NEW DELHI —
A four-day Afghanistan trade-and-investment show, sponsored by the United States and aimed at providing new opportunities for businesses in the war-torn country, got underway Wednesday in New Delhi, but the mammoth challenge of that task was underlined even before the conference began.
Afghanistan's Chief Executive Abdullah Abdullah, who was scheduled to inaugurate the show along with Indian and American officials, could not do so because a rocket attack aimed at the Kabul airport Wednesday morning delayed his arrival in the Indian capital.
The Indian and American initiative, the biggest of its kind, aims at rebuilding Afghanistan's economy and boosting private sector investment in the country.
The "Passage to Prosperity" show has drawn more than 200 Afghan businessmen who want to find new markets for products such as carpets, spices and farm produce. Representatives of companies in areas such as health care, infrastructure and energy have come, hoping to get support from Indian investors.
The show is being held as the U.S. calls on India to play a stronger role in Afghanistan, especially in economic assistance and development.
"We see India's role as critical in the region and view India as the central partner in supporting Afghanistan's emergence from decades of conflict," U.S. Embassy Charge d'Affaires MaryKay Carlson said at the inaugural function.
Indian Finance Minister Arun Jaitley underlined the need for an expansion of trade, saying that rebuilding Afghanistan's economy was extremely important.
India is Afghanistan's main regional development partner; it has provided more than $3 billion in economic assistance and has built roads, dams and the parliament building.
Efforts to get trade off the ground, however, have made limited progress.
The main impediment discouraging potential investors is the deteriorating security situation in the country.
Businessman Abdul Qader Habibzadah is attending the trade show in the hope of finding new markets for wool and cashmere yarn, although he admitted there are huge challenges.
"The main problem is security, and after security, transportation is a problem. We do not have good transportation with India.
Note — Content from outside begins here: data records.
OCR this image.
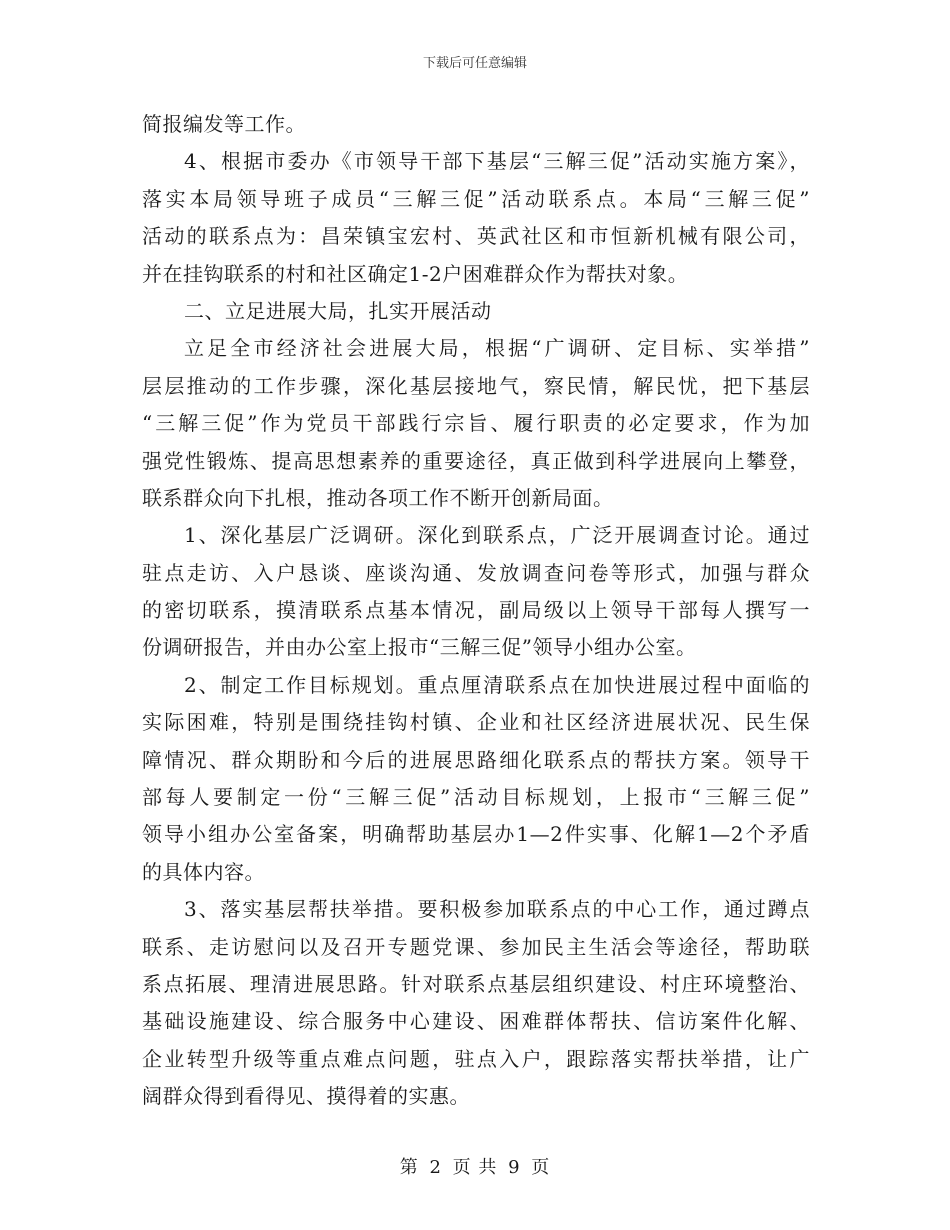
下载后可任意编辑
简报编发等工作。
4、根据市委办《市领导干部下基层“三解三促”活动实施方案》，
落实本局领导班子成员“三解三促”活动联系点。本局“三解三促”
活动的联系点为：昌荣镇宝宏村、英武社区和市恒新机械有限公司，
并在挂钩联系的村和社区确定1-2户困难群众作为帮扶对象。
二、立足进展大局，扎实开展活动
立足全市经济社会进展大局，根据“广调研、定目标、实举措”
层层推动的工作步骤，深化基层接地气，察民情，解民忧，把下基层
“三解三促”作为党员干部践行宗旨、履行职责的必定要求，作为加
强党性锻炼、提高思想素养的重要途径，真正做到科学进展向上攀登，
联系群众向下扎根，推动各项工作不断开创新局面。
1、深化基层广泛调研。深化到联系点，广泛开展调查讨论。通过
驻点走访、入户恳谈、座谈沟通、发放调查问卷等形式，加强与群众
的密切联系，摸清联系点基本情况，副局级以上领导干部每人撰写一
份调研报告，并由办公室上报市“三解三促”领导小组办公室。
2、制定工作目标规划。重点厘清联系点在加快进展过程中面临的
实际困难，特别是围绕挂钩村镇、企业和社区经济进展状况、民生保
障情况、群众期盼和今后的进展思路细化联系点的帮扶方案。领导干
部每人要制定一份“三解三促”活动目标规划，上报市“三解三促”
领导小组办公室备案，明确帮助基层办1—2件实事、化解1—2个矛盾
的具体内容。
3、落实基层帮扶举措。要积极参加联系点的中心工作，通过蹲点
联系、走访慰问以及召开专题党课、参加民主生活会等途径，帮助联
系点拓展、理清进展思路。针对联系点基层组织建设、村庄环境整治、
基础设施建设、综合服务中心建设、困难群体帮扶、信访案件化解、
企业转型升级等重点难点问题，驻点入户，跟踪落实帮扶举措，让广
阔群众得到看得见、摸得着的实惠。
第 2 页 共 9 页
It is a long way," he said.
Although the shortest land route between Afghanistan and India lies through Pakistan, the regional rival allows Afghanistan to send only a limited amount of perishable items over its territory to India, hampering the flow of goods.
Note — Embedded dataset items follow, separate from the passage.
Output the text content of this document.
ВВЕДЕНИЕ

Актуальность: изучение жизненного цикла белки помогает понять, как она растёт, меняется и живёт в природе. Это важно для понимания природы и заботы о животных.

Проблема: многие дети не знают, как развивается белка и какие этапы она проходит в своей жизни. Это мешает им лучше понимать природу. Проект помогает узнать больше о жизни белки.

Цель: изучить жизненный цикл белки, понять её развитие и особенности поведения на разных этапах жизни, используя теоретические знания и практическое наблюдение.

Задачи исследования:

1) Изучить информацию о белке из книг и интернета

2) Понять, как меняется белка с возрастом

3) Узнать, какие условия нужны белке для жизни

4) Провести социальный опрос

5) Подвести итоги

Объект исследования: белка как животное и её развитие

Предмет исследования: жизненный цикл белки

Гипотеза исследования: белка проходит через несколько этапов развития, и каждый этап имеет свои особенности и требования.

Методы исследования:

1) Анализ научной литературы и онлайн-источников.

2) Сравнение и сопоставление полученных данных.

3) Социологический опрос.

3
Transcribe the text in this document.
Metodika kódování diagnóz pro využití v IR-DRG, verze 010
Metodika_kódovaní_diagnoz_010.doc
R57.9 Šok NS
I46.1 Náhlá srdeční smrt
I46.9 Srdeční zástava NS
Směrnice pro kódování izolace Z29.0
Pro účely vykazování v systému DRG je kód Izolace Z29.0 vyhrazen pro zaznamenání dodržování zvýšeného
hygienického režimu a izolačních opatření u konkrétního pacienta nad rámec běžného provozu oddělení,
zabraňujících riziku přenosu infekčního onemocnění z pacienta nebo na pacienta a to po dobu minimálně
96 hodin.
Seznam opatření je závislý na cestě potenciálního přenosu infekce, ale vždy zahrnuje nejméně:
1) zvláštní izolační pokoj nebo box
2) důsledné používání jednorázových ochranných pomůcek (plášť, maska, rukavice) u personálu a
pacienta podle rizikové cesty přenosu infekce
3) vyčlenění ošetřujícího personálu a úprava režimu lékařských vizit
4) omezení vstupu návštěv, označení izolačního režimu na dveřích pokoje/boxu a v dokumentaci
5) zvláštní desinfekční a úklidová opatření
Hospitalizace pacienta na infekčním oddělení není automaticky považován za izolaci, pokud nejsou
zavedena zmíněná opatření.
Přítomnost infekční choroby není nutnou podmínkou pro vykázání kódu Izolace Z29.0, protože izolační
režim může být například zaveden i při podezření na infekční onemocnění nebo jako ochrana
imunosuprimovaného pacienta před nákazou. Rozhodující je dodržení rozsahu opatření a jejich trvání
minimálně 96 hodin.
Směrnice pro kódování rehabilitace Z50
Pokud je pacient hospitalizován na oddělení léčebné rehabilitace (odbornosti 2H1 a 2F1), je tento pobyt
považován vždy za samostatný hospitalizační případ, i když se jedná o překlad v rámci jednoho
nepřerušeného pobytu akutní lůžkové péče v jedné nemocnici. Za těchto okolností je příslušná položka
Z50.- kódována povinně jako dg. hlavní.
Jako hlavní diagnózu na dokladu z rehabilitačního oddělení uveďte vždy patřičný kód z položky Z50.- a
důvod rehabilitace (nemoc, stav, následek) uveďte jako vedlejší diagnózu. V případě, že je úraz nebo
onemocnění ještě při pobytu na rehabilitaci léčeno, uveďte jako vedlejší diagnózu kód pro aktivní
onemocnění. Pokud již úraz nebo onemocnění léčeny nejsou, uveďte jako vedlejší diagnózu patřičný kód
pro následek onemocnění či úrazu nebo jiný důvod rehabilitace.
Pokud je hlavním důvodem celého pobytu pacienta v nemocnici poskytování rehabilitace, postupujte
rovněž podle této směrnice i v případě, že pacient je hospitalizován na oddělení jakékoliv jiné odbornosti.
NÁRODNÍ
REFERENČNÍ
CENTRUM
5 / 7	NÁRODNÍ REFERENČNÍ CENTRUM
In June, India launched an air cargo service between Kabul and New Delhi to provide some respite, but it is a more expensive option.
Some Afghan businessmen at the conference expressed hope that President Donald Trump's commitment to keep U.S. forces in the country will improve the security situation.
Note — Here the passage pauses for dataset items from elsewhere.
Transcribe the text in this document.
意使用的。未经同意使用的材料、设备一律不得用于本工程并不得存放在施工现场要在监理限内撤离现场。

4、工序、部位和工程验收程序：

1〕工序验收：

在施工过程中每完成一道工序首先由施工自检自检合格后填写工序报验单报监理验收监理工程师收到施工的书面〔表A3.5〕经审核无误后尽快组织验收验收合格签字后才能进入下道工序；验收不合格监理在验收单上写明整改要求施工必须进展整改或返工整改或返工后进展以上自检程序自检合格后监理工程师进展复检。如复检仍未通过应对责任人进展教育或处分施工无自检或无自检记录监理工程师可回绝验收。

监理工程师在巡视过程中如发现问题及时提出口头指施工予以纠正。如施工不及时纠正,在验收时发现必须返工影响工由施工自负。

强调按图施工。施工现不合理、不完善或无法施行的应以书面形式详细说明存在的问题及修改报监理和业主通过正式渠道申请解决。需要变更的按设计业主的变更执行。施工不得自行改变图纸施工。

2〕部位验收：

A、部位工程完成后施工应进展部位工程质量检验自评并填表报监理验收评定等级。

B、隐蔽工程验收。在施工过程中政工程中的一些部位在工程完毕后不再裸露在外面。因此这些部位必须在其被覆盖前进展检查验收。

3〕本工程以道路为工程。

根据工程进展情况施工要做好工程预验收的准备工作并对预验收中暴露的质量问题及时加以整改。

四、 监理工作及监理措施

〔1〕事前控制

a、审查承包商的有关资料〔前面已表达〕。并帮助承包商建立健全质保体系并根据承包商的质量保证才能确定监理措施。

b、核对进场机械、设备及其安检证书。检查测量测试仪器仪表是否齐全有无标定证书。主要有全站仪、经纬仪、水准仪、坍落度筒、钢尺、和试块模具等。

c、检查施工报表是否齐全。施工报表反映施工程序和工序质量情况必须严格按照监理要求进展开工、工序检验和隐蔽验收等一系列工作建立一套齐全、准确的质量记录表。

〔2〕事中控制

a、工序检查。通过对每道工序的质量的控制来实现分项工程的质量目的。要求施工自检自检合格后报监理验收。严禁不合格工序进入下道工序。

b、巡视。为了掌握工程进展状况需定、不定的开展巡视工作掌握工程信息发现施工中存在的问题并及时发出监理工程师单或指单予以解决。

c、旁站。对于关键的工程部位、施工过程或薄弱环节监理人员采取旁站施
Roeen Rahmani, head of Kardan University, which wants to launch a course in medical sciences, is seeking partners in India who will help him in such areas as teaching and providing material and equipment.
For Rahmani, the security situation is worrying, but he said boosting Afghanistan's shattered economy is a far bigger challenge. He said he was optimistic that the event would make a positive impact.
"Especially in Afghanistan right now, the businesses have been very far from the outside world," he said. Opportunities like the trade show "will help and have a lot of impact in getting Afghanistan back in the international arena."